Menurut dia, tugas dan fungsi dari kantor Sekber Irian Barat pada masa itu adalah menyeleksi setiap orang yang akan bertugas ke Papua melalui proses seleksi dan skrening yang selektif dan ketat. Orang-orang yang didatangkan dari luar Papua selain sesuai kebutuhan dan tapi juga memiliki profesionalisme dan berintegratas untuk bekerja dan melayani di Papua.
Baca Juga: Gelaran Festival Danau Sentani 2022 Dimeriahkan oleh 20 Sanggar Budaya Papua
Kala itu, ungkap Manigasi, tenaga-tenaga kerja itu seperti guru, pegawai negeri, dokter, perawat, dan banyak lagi tenaga-tenaga sukarelawan yang benar-benar hendak bekerja dan mengabdi di Papua. Sebaliknya mess mess yang dihibahkan oleh Presiden Soekarno tidak hanya diperuntukkan untuk para pejuang tapi juga orang-orang Papua yang ditempatkan bekerja dikantor-kantor kementerian termasuk para pemuda dan pelajar yang memperoleh tugas belajar di Jakarta dan di kota-kota studi lain di Jawa.
“Jadi pemerintahan Presiden Soekarno menanamkan dan menumbuhkan rasa kebangsaa dalam rangka nation building ke Indonesiaan baik bagi Orang – orang Papua maupun masyarakat Indonesia terhadap Papua atau Irian Barat pada awal integrasi.”

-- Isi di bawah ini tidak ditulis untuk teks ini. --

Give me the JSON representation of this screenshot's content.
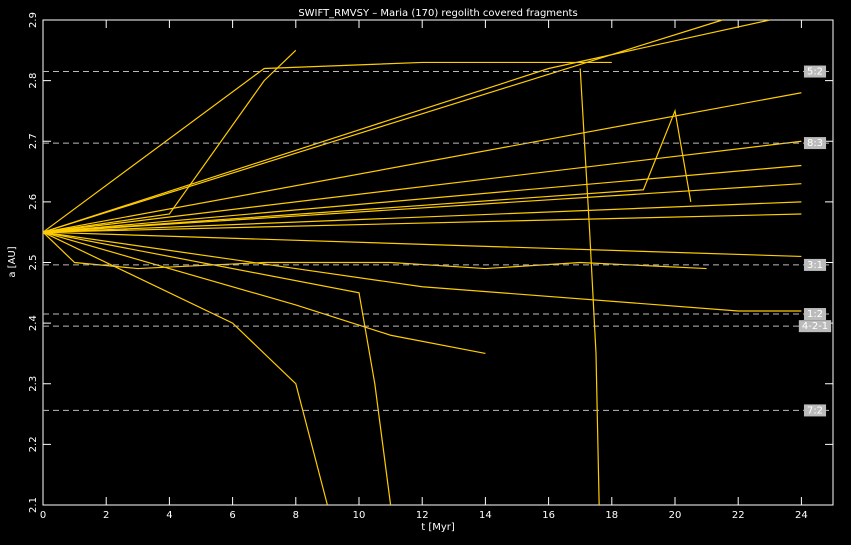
{
  "chart_data": {
    "type": "line",
    "title": "SWIFT_RMVSY – Maria (170) regolith covered fragments",
    "xlabel": "t [Myr]",
    "ylabel": "a [AU]",
    "color": "#ffcc00",
    "xlim": [
      0,
      25
    ],
    "xticks": [
      0,
      2,
      4,
      6,
      8,
      10,
      12,
      14,
      16,
      18,
      20,
      22,
      24
    ],
    "ylim": [
      2.1,
      2.9
    ],
    "yticks": [
      2.1,
      2.2,
      2.3,
      2.4,
      2.5,
      2.6,
      2.7,
      2.8,
      2.9
    ],
    "resonances": [
      {
        "label": "5:2",
        "a": 2.815
      },
      {
        "label": "8:3",
        "a": 2.697
      },
      {
        "label": "3:1",
        "a": 2.496
      },
      {
        "label": "1:2",
        "a": 2.415
      },
      {
        "label": "4-2-1",
        "a": 2.395
      },
      {
        "label": "7:2",
        "a": 2.256
      }
    ],
    "series": [
      {
        "x": [
          0,
          21.5
        ],
        "values": [
          2.55,
          2.9
        ]
      },
      {
        "x": [
          0,
          24
        ],
        "values": [
          2.55,
          2.78
        ]
      },
      {
        "x": [
          0,
          24
        ],
        "values": [
          2.55,
          2.7
        ]
      },
      {
        "x": [
          0,
          24
        ],
        "values": [
          2.55,
          2.66
        ]
      },
      {
        "x": [
          0,
          24
        ],
        "values": [
          2.55,
          2.63
        ]
      },
      {
        "x": [
          0,
          24
        ],
        "values": [
          2.55,
          2.6
        ]
      },
      {
        "x": [
          0,
          24
        ],
        "values": [
          2.55,
          2.58
        ]
      },
      {
        "x": [
          0,
          24
        ],
        "values": [
          2.55,
          2.51
        ]
      },
      {
        "x": [
          0,
          1,
          3,
          7,
          11,
          14,
          17,
          21
        ],
        "values": [
          2.55,
          2.5,
          2.49,
          2.5,
          2.5,
          2.49,
          2.5,
          2.49
        ]
      },
      {
        "x": [
          0,
          8,
          11,
          14
        ],
        "values": [
          2.55,
          2.43,
          2.38,
          2.35
        ]
      },
      {
        "x": [
          0,
          6,
          8,
          9
        ],
        "values": [
          2.55,
          2.4,
          2.3,
          2.1
        ]
      },
      {
        "x": [
          0,
          12,
          22,
          24
        ],
        "values": [
          2.55,
          2.46,
          2.42,
          2.42
        ]
      },
      {
        "x": [
          0,
          4,
          7,
          8
        ],
        "values": [
          2.55,
          2.58,
          2.8,
          2.85
        ]
      },
      {
        "x": [
          17,
          17.3,
          17.5,
          17.6
        ],
        "values": [
          2.82,
          2.55,
          2.35,
          2.1
        ]
      },
      {
        "x": [
          0,
          7,
          12,
          18
        ],
        "values": [
          2.55,
          2.82,
          2.83,
          2.83
        ]
      },
      {
        "x": [
          0,
          16,
          23
        ],
        "values": [
          2.55,
          2.82,
          2.9
        ]
      },
      {
        "x": [
          0,
          10,
          10.5,
          11
        ],
        "values": [
          2.55,
          2.45,
          2.3,
          2.1
        ]
      },
      {
        "x": [
          0,
          19,
          20,
          20.5
        ],
        "values": [
          2.55,
          2.62,
          2.75,
          2.6
        ]
      }
    ]
  }
}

Dalam konteks itu, kata Maniagasi, yakni diawal penyatuan Papua-Presiden Soekarno dan Pemerintahannya benar-benar menunjukan niat dan perhatian yang serius dan sungguh-sungguh kepada Orang Papua, terlepas dari ada yang berpendapat lain dalam merespons politik Soekarno.
“Jadi mess Cenderawasih itu dapat dilihat dari dua perspektif yaitu simbolik sebagai lambang yang tak hanya dipandang semata – mata dari aspek fisik dan asset bangunannya yang hari ini hendak ditransaksionalkan dan dikomersialkan oleh Pemerintah Provinsi Papua dalam rangka upaya menambah pundi pundi kas daerah (APBD) saja,” tegasnya.

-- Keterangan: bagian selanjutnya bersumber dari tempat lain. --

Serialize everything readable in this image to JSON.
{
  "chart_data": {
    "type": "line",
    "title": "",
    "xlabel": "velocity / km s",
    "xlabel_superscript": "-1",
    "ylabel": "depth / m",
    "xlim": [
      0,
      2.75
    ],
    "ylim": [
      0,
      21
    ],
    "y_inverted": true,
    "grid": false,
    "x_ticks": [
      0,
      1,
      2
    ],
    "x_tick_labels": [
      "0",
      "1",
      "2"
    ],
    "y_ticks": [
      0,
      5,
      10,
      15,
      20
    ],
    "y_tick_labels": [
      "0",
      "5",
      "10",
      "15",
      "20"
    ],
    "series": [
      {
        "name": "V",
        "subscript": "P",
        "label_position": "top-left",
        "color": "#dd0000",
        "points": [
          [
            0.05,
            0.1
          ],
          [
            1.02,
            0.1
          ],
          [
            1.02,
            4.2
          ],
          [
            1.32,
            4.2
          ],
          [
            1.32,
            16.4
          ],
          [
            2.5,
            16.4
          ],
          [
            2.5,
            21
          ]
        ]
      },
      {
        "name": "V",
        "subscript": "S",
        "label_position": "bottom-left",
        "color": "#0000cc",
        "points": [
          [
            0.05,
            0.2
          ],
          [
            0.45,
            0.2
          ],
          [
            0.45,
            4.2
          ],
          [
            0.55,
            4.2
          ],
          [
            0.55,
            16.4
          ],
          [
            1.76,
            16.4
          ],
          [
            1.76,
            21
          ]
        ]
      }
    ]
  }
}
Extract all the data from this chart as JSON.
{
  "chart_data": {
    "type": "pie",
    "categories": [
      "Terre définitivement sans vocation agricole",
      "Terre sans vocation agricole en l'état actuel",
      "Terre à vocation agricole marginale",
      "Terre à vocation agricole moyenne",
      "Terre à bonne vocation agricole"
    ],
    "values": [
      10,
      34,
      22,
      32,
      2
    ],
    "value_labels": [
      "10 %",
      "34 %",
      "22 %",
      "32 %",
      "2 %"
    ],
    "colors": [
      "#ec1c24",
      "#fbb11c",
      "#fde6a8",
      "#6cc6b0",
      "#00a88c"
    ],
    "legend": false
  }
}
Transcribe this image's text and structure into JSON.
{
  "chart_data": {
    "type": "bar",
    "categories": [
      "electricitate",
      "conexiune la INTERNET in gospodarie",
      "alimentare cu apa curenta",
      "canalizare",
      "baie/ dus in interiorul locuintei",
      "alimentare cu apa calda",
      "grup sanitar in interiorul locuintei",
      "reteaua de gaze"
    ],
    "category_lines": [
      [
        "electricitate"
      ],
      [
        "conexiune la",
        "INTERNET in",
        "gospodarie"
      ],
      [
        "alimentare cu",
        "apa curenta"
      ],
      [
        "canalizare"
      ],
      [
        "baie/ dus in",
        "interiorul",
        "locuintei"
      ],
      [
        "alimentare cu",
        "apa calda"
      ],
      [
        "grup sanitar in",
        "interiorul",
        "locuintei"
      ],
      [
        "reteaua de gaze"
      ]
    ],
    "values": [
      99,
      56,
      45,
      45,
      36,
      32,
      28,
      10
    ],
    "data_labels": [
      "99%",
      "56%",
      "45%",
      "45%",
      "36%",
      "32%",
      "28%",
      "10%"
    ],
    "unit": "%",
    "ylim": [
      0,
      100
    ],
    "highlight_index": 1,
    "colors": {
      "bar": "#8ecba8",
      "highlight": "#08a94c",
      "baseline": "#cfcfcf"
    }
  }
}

Pemerintah Provinsi Papua mesti membuka ruang dialog
Melihat kenyataan itu, ungkap Maniagasi, alngkah eloknya jika Pemerintah Provinsi Papua yang hendak menjual asset mess Cenderawasih itu membuka ruang – ruang dialog dengan penghuni mess dan sekaligus memberikan win – win solusi bagi penghuninya yang nota bene adalah masyarakat Papua sendiri. Apalagi, para penghuni mess telah mendiammnya selama turun temurun, yakni sudah mencapai tiga generasi.
”Maka bila akan digusur, lakukanlah dengan penuh kedamaian. Berikan penghuni jaminan tempat tinggal yang layak dan memadai. Calon investor misalnya dapat membangun rumah susun atau perumahan yang layak huni,” katanya.

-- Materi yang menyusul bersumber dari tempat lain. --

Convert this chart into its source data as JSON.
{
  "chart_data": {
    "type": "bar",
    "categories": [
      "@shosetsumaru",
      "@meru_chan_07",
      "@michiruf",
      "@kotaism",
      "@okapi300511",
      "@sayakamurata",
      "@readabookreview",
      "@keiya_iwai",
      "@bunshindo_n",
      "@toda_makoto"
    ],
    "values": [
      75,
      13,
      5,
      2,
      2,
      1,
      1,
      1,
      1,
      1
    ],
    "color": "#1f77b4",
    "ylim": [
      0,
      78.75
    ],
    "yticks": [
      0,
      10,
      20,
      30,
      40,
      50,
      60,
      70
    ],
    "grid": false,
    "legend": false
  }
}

Selain itu, lanjut Frans, tunjukan sikap bahwa Pemda Provinsi Papua mampu menyelesaikan permasalahan rumah tangganya sendiri dengan masyarakatnya tanpa menggunakan cara – cara ancaman dan kekerasan. Apalagi kasus ini berada di pusat ibu kota negara Jakarta. Perlu diingat juga bahwa mess Cenderawasih dan mess Papua lainnya di ibu kora adalah asset negara.
“Saya hanya mengingatkan jangan karena kepentingan pragmatisme, komersialisasi dan ingin menambah dana dikas daerah, Pemda Provinsi Papua mengorbankan rakyatnya ( penghuni mess) sendiri,” tandas Frans Maniagasi.